Let’s turn to numbers for some help. An analysis of Capitaline database of over 1,000 listed firms over the last five financial years till March 2020 across sectors show the share of top five players on the rise. Between FY16 and FY20, the top five cement players have added over 8 percentage points to their share of the sector’s total sales. For the comparable period, the gain for the top five was over 4 percentage points for banks (in terms of interest income), 3.5 percentage points for metal players, 3 percentage points for capital goods, 2 percentage points for oil & gas players. Even in an already consolidat­ed industry like IT, the big five upped their share by over 2 percentage points. The only outliers were pharmaceut­icals (loss of 3.5 percentage points), auto (1.6) and realty (1.4).

Management consultant Bain & Company’s most recent India Mergers & Acquisitio­n Report too points to the big getting bigger trend. In steel, the top five players increased their share of production by 7 percentage points between FY14 and FY19. For a comparable period, the top five power producers increased their share of installed capacity by 5 percentage points, and the top three telecom firms by almost 20 percentage points in terms of subscriber­s, according to the Bain report.

The reasons for this big getting bigger may vary across sectors. For a majority, like retail, cement, telecom or aviation, it may be driven by a surfeit of distress asset sales in the sector, more so after the unpreceden­ted Covid-induced market disruption. For others, reasons like firms getting rid of non-core assets, the need for strong players to scale up and foreign players looking at India entry provide the opportunit­y for consolidat­ion. This big getting bigger theme has even caught the fancy of global money managers now. A Hong Kong-based $558 million India-focused equity fund, Pinebride Investment­s Asia, is solely focused on investing in firms that stand to gain market share post the pandemic.

Interestin­gly, for brand-driven categories like fast moving consumer goods (FMCG), it may very well be the consumer’s preference for big establishe­d labels that is dictating this trend towards consolidat­ion. There was a time when a sector like the ~4.2-trillion FMCG, with wide reach across millions of Indian villages and mofussil towns, was a beacon for small, regional brands to exist and prosper. Not any longer.

For the last three years, brands from big marketers have consistent­ly beaten small regional brands on growth. For 12 months till February, these big brands had almost double the growth rate compared to the ones from smaller players. More importantl­y, they have done it without sacrificin­g margins, as profit share of the top five players here has gone up by almost 4.5 percentage points during the same period. The Covid-led lockdown appeared to be giving small FMCG brands some hope of capturing consumers desperate to stock up, but that seems to have fizzled out. With gradual opening of the economy, big marketers have come back with force, and minnows have lost anywhere from 5 to 20 percentage points share to bigger rivals across FMCG categories like biscuits, softdrinks, tea, edible oils and wheat flour.

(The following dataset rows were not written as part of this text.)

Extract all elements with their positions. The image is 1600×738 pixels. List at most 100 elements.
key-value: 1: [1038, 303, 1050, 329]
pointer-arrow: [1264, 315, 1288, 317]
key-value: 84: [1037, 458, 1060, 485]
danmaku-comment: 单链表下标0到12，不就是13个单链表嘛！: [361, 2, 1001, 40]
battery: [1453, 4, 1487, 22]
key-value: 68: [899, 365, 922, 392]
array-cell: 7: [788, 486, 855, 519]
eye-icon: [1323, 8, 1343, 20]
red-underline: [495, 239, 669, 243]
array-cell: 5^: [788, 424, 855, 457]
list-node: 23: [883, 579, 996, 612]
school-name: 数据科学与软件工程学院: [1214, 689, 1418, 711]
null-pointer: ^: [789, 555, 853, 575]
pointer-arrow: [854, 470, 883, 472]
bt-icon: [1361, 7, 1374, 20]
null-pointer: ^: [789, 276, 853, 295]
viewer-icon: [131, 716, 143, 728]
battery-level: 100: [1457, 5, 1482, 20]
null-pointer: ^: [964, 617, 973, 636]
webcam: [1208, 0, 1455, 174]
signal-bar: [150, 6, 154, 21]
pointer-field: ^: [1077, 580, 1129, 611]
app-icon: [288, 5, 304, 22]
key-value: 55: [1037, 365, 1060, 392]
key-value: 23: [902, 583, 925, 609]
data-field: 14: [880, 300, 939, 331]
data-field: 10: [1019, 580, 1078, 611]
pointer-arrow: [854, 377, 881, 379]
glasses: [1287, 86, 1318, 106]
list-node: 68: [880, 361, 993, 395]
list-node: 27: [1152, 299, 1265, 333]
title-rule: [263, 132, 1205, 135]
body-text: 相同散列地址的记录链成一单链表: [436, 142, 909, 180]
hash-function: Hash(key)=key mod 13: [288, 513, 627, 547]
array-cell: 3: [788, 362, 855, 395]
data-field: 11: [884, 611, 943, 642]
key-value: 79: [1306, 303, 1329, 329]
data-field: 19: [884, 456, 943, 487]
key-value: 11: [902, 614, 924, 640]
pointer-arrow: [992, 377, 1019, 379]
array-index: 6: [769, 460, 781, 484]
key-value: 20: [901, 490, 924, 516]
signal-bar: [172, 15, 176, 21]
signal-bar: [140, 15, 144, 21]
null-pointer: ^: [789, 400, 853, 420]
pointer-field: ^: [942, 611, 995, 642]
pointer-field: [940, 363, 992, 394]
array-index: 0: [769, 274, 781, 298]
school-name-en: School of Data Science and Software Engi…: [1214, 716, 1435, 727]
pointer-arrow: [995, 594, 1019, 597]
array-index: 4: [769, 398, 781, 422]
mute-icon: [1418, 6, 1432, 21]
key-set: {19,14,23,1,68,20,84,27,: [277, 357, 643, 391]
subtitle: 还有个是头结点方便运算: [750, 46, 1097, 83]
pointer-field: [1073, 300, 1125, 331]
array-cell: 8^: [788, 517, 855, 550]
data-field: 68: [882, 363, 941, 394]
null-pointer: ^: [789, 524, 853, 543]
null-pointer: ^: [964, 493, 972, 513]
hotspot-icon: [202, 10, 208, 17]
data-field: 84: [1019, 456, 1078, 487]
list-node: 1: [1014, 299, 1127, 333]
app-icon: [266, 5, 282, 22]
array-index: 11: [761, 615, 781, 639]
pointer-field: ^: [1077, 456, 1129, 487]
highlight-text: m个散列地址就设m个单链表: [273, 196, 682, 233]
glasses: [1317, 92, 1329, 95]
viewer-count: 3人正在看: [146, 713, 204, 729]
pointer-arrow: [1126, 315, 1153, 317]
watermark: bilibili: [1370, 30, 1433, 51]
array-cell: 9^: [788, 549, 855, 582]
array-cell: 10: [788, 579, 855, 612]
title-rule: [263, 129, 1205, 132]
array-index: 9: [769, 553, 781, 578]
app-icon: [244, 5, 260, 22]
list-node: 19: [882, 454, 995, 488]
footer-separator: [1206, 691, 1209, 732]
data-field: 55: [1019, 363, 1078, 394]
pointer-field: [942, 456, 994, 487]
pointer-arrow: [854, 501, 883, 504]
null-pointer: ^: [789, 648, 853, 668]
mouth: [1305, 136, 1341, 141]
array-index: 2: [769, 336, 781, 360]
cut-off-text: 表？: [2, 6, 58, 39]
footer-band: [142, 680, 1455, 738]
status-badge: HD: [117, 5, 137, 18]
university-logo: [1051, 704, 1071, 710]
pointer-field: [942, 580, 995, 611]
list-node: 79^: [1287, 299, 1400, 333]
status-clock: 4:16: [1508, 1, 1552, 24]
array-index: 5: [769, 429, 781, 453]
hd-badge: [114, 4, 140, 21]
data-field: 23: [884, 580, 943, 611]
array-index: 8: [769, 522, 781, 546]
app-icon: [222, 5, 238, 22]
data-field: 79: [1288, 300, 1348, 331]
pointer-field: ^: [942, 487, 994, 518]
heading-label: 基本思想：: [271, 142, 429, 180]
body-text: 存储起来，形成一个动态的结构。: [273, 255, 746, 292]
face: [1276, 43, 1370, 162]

Is dominance of big players necessaril­y a bad thing? After all, consolidat­ion, and its natural corollary, emergence of a few players of size and heft, is the obvious path for any market like India as it starts maturing. But one has to guard against big players’ tendency to push a market’s oligopolis­tic structure into a duopoly, or worse a monopoly! Going ahead, the mettle of India’s competitio­n regulator will be tested like never before.